Using video-textiles, textiles and objects made of recycled aluminium and ceramics, Corporeal Red proposes a critical approach to the landscape of ruin and its social ecologies which it attempts to frame both in the regional context of eastern Europe and in a transnational context of the capitalist system. Proposing to bring into the sphere of visibility not only the ruin but also the precariousness of local geographies, Corporeal Red questions the history of the formation of hierarchical relations of the global political economy and how they influence the choice and establishment of areas of exploitation, production and settlement. In the wake of this universalising logic of commodification, land becomes the main resource for the accumulation of profit. But since it is the essential infrastructure of life, its economic conditioning and deprivation of agency also extend to the human and non-human sociologies that inhabit it and with which it is in a co-dependent relationship.

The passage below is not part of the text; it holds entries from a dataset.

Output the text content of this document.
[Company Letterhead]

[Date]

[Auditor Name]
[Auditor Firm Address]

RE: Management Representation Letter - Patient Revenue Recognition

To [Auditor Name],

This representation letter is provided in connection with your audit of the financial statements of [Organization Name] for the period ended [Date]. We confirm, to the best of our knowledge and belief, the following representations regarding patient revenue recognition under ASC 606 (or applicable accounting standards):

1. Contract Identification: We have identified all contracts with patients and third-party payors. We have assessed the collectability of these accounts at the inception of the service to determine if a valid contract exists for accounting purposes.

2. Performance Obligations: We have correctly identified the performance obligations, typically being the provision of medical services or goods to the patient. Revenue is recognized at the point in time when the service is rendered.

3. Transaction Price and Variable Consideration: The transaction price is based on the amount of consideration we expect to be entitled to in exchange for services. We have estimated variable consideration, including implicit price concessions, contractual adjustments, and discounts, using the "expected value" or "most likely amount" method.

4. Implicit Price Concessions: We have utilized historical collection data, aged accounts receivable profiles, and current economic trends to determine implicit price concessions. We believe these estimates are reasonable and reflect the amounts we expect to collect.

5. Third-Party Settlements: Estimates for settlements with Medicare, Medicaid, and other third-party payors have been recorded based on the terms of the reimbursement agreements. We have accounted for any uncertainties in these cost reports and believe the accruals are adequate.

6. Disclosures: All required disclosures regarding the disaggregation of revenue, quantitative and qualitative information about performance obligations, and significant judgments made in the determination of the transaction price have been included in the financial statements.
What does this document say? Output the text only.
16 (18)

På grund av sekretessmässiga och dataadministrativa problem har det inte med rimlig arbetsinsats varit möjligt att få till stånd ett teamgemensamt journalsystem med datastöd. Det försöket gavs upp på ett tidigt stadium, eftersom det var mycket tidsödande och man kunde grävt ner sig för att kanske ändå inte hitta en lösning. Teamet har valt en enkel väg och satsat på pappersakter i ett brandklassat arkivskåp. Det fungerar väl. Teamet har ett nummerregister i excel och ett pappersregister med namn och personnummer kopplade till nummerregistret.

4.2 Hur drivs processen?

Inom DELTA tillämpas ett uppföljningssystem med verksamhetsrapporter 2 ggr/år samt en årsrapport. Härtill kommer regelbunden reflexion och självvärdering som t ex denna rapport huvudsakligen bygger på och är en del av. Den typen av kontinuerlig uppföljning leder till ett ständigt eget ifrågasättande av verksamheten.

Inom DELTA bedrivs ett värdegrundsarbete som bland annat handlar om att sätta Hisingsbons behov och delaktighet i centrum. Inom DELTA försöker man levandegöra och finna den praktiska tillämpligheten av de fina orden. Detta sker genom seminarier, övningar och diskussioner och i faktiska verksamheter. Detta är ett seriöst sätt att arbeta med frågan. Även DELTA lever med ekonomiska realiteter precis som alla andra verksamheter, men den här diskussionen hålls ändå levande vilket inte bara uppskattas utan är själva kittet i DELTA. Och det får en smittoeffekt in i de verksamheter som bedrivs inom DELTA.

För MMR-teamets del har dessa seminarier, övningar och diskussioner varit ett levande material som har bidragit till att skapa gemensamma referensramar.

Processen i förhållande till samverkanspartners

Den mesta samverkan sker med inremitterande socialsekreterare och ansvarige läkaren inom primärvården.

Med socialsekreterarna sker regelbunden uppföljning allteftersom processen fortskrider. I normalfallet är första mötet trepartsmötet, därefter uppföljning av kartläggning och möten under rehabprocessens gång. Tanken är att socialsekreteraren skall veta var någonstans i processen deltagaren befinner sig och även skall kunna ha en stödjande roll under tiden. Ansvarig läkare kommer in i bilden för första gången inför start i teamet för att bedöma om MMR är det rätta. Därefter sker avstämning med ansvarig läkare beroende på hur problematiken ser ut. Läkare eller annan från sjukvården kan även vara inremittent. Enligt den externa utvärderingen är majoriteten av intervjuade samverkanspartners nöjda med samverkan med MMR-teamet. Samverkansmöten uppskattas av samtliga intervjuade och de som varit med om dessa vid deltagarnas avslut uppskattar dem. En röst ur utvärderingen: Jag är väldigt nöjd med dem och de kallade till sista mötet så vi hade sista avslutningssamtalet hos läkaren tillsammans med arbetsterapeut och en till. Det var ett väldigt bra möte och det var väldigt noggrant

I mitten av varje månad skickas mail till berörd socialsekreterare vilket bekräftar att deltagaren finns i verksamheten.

Corporeal Red seeks to encompass an understanding of the land beyond the industrial framework that the extractive context refers to and to shift the discussion towards agro-ecologies that are affected by the red slurry continue to develop in proximity to such scenarios. What kind of plants survive around toxic waste? How do they respond to alkaline chemical contamination? What about the soil itself? How do the viscera of a local soil respond to the refining waste of an ore from another continent? And more importantly, how do they respond? The project is also part of the artist's wider eco-feminist and decolonial research into the connection between the land, corporeality and the labour of social reproduction and how these intersect.
Fractured Locus
2021
Concrete
Location: Garrison Command
Fractured Locus proposes a recontextualization of feminist philosopher Maria Lugones' eponymous concept within the framework of so-called illegal global migration. Formulated as an epistemological tool to describe the oppression-resistance dynamics that colonial difference activates, Fractured Locus foregrounds the complex interplay between capital, race and gender against the backdrop of a naturalisation process. Fractured Locus depicts Romania's border with Serbia and Hungary, part of the Western Balkan Route, which migrants from Afghanistan, Syria, Iraq and other conflict zones transit on their way to Western Europe. Attempting to disrupt both the legacy of the colonial imagination and current struggles for territorial occupation through military occupation, Fractured Locus interrogates the migrants' prescribed illegal status and dominant understanding of the border as one of the most important coordinates on which both nationalism and an essentialist definition of identity are built.
Bio
Anca Bucur is a visual artist and writer. She completed her studies in 2018 at the University of Bucharest, with a background in literature and cultural studies. Her artistic practice is based on research and encompasses different registers and media, including objects, video essays, poetry and performance. Lately, she has focused on investigating the socio-economic materiality of the land and the body in relation to local spaces and histories. She is interested in the epistemological and political potential of artwork. Anca Bucur is the author of several texts published in collective volumes and editor at frACTalia publishing house, where she curates the Compost collection. She works and lives in Bucharest.